Danny Rhodes : Tout d’abord, un élément qui m’a réellement attiré et qui a grandement facilité le travail, est le fait que, en réel amoureux des comics, Thierry à d’emblée établi les bases de la collaboration, et ce qui était important pour lui, c’était le fait que le dessinateur, moi en l’occurrence, puisse jouir d’une liberté d’expression quasi totale dans le processus créatif graphique. De plus, il tenait également à ce que le récit me corresponde, pour que je puisse être à l’aise dans la création. Il m’a alors demandé de lui proposer un ambiance, un contexte pour ce récit, qui me permettrait de m’épanouir et de donner le meilleurs de moi dans la conception de cet épisode. En ce qui concerne le travail en lui-même sur le projet, après que j’ai lu le script, Terry a encore une fois su être très à l’écoute.

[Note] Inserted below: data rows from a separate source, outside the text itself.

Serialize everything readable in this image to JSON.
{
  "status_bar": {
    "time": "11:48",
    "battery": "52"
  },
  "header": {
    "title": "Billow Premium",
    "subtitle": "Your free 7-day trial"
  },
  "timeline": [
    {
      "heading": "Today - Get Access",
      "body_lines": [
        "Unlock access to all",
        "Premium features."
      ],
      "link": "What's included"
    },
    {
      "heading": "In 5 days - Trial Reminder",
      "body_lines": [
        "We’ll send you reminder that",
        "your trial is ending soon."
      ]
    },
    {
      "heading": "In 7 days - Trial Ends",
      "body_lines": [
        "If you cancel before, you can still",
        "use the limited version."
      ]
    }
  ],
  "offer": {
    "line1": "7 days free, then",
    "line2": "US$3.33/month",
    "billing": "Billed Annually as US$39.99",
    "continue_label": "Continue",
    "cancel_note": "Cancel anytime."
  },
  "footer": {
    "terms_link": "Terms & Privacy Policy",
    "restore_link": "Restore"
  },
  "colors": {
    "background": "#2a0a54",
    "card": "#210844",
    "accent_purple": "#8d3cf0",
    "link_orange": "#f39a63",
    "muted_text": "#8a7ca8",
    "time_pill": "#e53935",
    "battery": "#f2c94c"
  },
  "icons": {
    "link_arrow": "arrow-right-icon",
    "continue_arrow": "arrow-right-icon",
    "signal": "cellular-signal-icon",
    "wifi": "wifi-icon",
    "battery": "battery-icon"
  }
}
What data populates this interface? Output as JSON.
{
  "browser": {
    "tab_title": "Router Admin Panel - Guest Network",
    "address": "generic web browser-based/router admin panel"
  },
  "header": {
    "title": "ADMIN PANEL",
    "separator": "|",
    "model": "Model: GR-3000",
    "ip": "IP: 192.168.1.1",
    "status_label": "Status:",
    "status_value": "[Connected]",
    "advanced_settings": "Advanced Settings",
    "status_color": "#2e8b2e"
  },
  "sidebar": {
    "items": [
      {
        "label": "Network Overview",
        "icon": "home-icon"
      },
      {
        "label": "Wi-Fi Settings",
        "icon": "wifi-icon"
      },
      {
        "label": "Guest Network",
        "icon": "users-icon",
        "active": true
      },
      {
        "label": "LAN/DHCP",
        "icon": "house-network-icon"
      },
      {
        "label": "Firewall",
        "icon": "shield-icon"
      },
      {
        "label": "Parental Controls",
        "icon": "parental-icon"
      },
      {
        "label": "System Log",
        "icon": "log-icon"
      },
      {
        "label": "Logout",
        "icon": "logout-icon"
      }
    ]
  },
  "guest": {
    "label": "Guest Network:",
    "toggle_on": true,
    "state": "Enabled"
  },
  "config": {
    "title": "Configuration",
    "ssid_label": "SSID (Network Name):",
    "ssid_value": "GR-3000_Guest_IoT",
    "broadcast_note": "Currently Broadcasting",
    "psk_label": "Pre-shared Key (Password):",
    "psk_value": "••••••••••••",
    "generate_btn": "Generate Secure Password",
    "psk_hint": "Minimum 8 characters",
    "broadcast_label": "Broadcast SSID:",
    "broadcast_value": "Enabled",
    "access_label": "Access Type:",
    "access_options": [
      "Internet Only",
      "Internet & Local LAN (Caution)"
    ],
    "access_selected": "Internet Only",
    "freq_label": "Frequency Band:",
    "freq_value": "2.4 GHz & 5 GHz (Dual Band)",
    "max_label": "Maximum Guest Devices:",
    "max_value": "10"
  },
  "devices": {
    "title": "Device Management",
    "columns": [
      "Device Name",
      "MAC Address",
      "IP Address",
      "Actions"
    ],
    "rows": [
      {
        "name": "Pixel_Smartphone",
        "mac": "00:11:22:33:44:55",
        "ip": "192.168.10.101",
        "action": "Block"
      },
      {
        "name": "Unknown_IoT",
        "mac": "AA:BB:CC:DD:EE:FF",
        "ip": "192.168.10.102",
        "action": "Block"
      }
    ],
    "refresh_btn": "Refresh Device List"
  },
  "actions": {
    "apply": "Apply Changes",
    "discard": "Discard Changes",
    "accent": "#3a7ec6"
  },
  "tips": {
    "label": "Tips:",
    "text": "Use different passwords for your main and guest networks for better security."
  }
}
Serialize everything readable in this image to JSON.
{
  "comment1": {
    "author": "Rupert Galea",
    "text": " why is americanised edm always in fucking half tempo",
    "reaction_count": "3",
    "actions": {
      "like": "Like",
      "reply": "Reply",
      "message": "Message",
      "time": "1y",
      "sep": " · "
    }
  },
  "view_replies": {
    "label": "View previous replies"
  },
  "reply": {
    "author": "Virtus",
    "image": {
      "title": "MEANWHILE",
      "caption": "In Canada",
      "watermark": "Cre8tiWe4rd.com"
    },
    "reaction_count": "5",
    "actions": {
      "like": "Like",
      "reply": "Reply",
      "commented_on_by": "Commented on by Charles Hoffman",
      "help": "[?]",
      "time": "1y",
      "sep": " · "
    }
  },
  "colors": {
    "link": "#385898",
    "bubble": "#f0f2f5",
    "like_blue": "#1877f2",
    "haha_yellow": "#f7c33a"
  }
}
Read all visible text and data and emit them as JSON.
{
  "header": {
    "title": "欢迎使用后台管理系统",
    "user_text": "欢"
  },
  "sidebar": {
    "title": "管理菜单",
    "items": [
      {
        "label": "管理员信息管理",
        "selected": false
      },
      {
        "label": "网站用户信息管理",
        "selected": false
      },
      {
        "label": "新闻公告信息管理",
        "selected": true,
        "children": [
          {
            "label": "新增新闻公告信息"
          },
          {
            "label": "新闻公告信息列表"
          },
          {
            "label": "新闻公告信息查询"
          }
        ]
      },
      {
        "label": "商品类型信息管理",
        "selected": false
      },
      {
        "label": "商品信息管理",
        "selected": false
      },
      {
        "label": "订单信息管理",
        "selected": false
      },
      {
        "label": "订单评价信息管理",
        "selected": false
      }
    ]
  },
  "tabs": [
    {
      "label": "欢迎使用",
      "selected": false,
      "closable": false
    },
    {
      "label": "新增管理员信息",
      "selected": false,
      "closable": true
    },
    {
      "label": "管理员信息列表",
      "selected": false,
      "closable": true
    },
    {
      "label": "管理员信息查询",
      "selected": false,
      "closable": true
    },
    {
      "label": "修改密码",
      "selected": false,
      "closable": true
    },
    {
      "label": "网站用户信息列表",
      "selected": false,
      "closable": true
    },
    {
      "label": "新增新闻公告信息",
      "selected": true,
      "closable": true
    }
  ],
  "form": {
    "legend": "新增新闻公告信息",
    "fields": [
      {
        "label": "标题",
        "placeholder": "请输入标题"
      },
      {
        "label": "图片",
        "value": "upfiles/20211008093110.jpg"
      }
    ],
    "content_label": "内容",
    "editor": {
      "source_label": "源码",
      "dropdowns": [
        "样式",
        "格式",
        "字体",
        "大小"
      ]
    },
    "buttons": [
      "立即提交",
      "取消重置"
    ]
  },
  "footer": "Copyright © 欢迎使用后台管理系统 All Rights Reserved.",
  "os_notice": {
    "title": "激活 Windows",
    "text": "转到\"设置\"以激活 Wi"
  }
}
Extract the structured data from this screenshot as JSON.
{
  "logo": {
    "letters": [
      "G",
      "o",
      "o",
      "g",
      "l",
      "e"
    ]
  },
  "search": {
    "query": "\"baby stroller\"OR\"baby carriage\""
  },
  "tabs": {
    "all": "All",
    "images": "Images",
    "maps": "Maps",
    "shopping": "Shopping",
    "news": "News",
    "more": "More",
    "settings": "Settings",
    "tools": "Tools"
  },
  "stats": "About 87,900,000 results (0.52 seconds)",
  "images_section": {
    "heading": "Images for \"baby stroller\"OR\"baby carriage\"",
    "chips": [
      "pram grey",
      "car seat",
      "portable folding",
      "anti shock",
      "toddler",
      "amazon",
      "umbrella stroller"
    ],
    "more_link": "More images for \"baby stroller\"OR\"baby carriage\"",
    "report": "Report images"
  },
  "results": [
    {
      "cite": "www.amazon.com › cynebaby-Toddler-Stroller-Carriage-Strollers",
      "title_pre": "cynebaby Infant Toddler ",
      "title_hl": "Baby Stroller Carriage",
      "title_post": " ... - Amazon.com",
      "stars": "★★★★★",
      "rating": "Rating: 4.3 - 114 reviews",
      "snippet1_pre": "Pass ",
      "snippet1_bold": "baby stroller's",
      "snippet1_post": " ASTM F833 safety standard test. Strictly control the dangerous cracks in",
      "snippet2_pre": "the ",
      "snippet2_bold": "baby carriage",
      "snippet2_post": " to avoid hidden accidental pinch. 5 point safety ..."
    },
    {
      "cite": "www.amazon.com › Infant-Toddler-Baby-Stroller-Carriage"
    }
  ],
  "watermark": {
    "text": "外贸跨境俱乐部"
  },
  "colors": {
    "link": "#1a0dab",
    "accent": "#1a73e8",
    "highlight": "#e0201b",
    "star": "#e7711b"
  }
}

Nous avons un peu discuté ensemble du récit, évoqué quelques modifications pour que l’histoire sache nous satisfaire tout les deux et il a su me proposer une alternative efficace et motivante ! S’en est suivi un gros travail de découpage pour mettre en place la narration complète de l’épisode, toujours en collaboration complète, Terry me donnant ses corrections et ses propositions. Il a ce regard important d’éditeur. Il est parfaitement compétant dans ce domaine, et sait complètement guider les choses lorsque c’est nécessaire, tout en n’agissant jamais de façon intrusive dans mon processus créatif. Honnêtement, sur ce projet, c’est lui le Patron, mais il sait nous accorder la place que l’on mérite, et je dois bien l’avouer, sentir cette confiance qu’il place en moi, ça me motive, et ça me donne cette réelle envie de faire honneur à son personnage ! La collaboration se fait donc de façon assez fluide sous forme de propositions de questions, de conseils, de soutien et de réassurance. Je n’aurai pas pu rêver de meilleures conditions pour un premier « vrai » projet ! C’est un vrai plaisir de travailler sur un tel « chantier », avec un collaborateur comme Terry, soucieux du bien-être de l’artiste pour que le résultat final puisse savoir satisfaire tout le monde, que ce soit nous, les auteurs, mais surtout les lecteurs !
Nathan Legend : Avec Thierry, ça fonctionne toujours un peu de la même manière qu’à l’époque de la créa dans les pockets Semic. Une idée est lancée à partir de laquelle on échange beaucoup. Thierry sait que j’ai tendance à me disperser, alors il me recadre, me demande de faire des recherches historiques pour bien préciser tous les rouages du récit. Une fois que tout est en place, je m’isole dans mon coin, j’oublie toutes les directives de Thierry, je n’en fais qu’à ma tête et je mets Thierry devant le fait accompli une fois les pages terminées. Ensuite Thierry pleur, il me maudit. Beaucoup. Moi de mon côté, je lui réclame de l’argent et je le laisse récupérer tout ce que j’ai fait de travers. C’est plutôt bien rôdé comme système. Enfin, de mon point de vu, forcément…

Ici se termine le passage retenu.